This morning, an oak tree in my neighborhood was cited for vandalizing public property, by scattering its leaves on rainy pavement, causing the pigment of the leaves to stain the concrete underneath them. Residents of the home adjacent to the tree contacted local police, who arrived promptly to investigate the scene.
“Graffiti has been an ongoing nuisance in our community for years,” one officer stated, “but this case is the first of its… nature. Typically, the perpetrator is a person.” Certainly, this can’t be the first time a tree has imprinted its leaves on the pavement. This is merely the first time it’s been reported.

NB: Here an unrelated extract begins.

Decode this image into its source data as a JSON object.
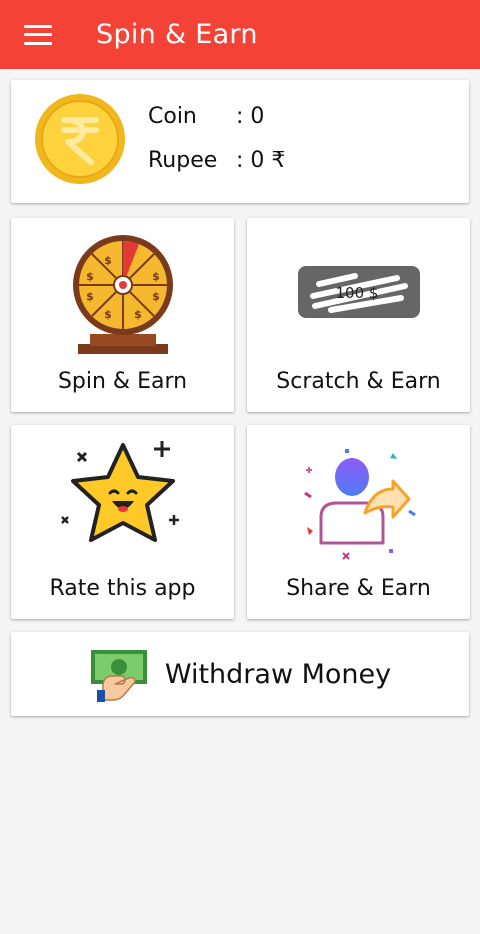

We spoke to the residents of the affected house. It turns out Mrs. Johnson is the one who made the call. “I had no choice but to take legal action,” Johnson explained. “This tree has an extensive history of vandalism to my property. I’ve warned the tree before, numerous times, not to tarnish my driveway and my sidewalk in this manner.”
“The sidewalk,” we corrected her, “not yours. Sidewalks are public property.”
“Sure, whatever,” grumbled Johnson. “The point is, as you can see, it failed to comply, and after so many repeated offenses, I’ve reached my wits end!” Johnson went on, “It’s bad enough having to hire gardeners to blow the leaves week after week, but this? Leaf-blowers don’t work on graffiti! I’m an interior decorator, and sometimes I meet clients in my home. The discoloration of my driveway conflicts with the color scheme of my house, which reflects poorly on me, as a decorator. This oak tree is losing me business, and something had to be done!”
We pointed out that the exterior of her home in no way represents her abilities as an interior designer. If anything, her failure to recognize the beauty in the tree’s seasonal street art raises more concerns about the soundness of her visual opinions. Most passersby would marvel and admire such a vision, and many do. Myself included. I’ve even stopped to pixelate the oak tree’s mural on one of my afternoon walks with my dog. Below are some more images of the scene of the crime.
Since the dawn of life—from the cave paintings of early humans to the pavement-paintings of the trees—graffiti has plagued our habitat for far too long, but rest assured that any public artist will be prosecuted to the fullest extent of the law.